3 common and potentially harmful tax misconceptions

Many taxpayers may misunderstand their liability for tax return errors, their obligation to file returns and the effects of requesting deadline extensions.

Although calculating tax liability and correctly filing tax returns can be complex tasks, many California residents feel confident that they at least understand the basic elements of state and federal tax laws. Unfortunately, despite this belief, it is not uncommon for taxpayers in Los Angeles to suffer from misconceptions about their responsibilities. The following myths are especially widespread and potentially harmful.

1. Personal liability

People who hire tax preparers may believe that the preparer is ultimately responsible for any oversights, errors or fraudulent information that appears in a tax return. Per the IRS, however, taxpayers remain liable for returns that are filed in their names, even in the extreme case that a tax preparer engages in fraud without the taxpayer's knowledge. To reduce the risk of this outcome, the IRS recommends that taxpayers take the following steps when choosing a preparer:

  • Use referrals to find someone trustworthy, or take time to research a preparer's reputation.
  • Be wary of professionals who promise a higher tax refund than other tax preparers can.
  • Avoid arrangements in which a tax preparer's fee is a percentage of the refund.

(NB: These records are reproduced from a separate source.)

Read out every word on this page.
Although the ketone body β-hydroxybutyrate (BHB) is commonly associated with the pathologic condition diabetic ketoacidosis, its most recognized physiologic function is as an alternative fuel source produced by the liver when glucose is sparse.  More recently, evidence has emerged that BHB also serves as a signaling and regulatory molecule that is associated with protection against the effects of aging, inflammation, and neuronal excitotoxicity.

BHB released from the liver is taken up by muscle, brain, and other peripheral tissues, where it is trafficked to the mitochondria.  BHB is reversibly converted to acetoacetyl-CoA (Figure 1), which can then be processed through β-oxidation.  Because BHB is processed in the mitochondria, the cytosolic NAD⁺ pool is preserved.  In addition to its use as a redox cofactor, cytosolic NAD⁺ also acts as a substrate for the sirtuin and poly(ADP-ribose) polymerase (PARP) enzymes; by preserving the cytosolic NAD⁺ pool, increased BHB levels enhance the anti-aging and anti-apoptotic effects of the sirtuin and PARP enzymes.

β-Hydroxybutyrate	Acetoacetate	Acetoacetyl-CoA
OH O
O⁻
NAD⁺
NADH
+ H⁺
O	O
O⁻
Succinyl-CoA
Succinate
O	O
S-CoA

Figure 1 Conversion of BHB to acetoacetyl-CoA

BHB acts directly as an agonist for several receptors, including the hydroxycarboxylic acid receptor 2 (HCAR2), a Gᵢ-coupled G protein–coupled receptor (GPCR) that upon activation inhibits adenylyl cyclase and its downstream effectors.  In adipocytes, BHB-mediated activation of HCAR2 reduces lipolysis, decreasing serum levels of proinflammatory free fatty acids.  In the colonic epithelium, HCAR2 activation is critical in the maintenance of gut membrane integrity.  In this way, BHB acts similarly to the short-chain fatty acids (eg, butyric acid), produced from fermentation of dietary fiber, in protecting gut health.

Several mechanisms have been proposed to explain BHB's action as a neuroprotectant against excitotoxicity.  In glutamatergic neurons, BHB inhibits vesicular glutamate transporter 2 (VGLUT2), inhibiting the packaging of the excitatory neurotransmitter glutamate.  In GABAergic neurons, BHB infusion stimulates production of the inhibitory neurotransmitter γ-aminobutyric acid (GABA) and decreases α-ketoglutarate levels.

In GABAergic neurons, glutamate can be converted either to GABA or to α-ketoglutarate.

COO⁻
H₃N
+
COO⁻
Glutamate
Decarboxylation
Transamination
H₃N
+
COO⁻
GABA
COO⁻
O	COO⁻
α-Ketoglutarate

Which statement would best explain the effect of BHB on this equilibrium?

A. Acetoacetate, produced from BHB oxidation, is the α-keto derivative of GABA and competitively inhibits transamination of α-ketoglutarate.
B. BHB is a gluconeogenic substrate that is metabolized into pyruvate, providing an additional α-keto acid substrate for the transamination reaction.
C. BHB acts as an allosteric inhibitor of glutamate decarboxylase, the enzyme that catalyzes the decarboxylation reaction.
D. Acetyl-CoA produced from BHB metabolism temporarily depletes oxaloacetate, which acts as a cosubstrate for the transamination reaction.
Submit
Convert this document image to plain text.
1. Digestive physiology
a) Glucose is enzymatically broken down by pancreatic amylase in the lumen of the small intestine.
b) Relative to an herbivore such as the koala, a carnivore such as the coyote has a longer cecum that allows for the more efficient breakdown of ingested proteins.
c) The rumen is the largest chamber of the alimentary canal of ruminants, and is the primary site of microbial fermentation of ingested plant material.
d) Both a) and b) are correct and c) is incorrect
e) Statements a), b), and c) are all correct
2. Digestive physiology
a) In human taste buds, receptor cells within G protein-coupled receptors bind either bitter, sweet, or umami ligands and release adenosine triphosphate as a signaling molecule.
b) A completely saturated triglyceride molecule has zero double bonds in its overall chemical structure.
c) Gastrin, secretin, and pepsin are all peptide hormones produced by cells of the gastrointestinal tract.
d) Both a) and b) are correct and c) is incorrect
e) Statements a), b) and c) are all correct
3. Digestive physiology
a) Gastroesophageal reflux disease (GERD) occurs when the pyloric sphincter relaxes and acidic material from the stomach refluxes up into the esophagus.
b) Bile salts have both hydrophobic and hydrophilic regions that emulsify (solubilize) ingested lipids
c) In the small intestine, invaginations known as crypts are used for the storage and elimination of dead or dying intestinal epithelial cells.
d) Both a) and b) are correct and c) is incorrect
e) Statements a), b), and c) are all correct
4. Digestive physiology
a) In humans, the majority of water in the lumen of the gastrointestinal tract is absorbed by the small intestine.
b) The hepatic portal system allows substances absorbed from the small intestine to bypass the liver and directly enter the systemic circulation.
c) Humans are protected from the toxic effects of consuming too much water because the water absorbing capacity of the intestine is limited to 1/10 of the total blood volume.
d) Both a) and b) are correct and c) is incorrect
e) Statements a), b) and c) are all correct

Additionally, it is critical to obtain a copy of all returns and review them carefully prior to signing. Taxpayers should never sign a blank form and assume that the information provided in the final return will be correct.

2. Effects of extensions

Many people believe that requesting an extension gives them more time to file and pay their taxes. However, an extension only extends the filing deadline; it does not affect the payment deadline or spare taxpayers from IRS penalties and interest for late payments. Even if an extension is granted, the IRS will still assess a monthly fee of .5 percent of a person's unpaid taxes.

3. Necessity of filing

Many people have heard that the IRS can file returns for taxpayers, and as a result, they may believe that personally filing a return is not strictly necessary. The IRS does reserve the right to file a substitute in return on an individual's behalf, as U.S. News explains. However, this return calculates a person's liability without accounting for adjustments that favor the taxpayer, such as deductions. Additionally, failure to file tax returns and pay taxes on time can result in a penalty of 5 percent of the unpaid amount being assessed every month.

Another common misconception is that students or dependents do not have to file income tax returns. U.S. News explains that the necessity of filing a return depends on the individual's income, rather than his or her status. For example, full-time students who earn over $10,150 in a year are required to file returns.

Addressing tax errors

The above misunderstandings may cause many people to file late tax returns, miss payment deadlines or submit inaccurate returns. Unfortunately, innocent oversights or errors do not excuse a person from potentially harsh sanctions. Considering this, people who face these serious consequences should protect their interests by consulting with an attorney about mitigating or minimizing any IRS penalties.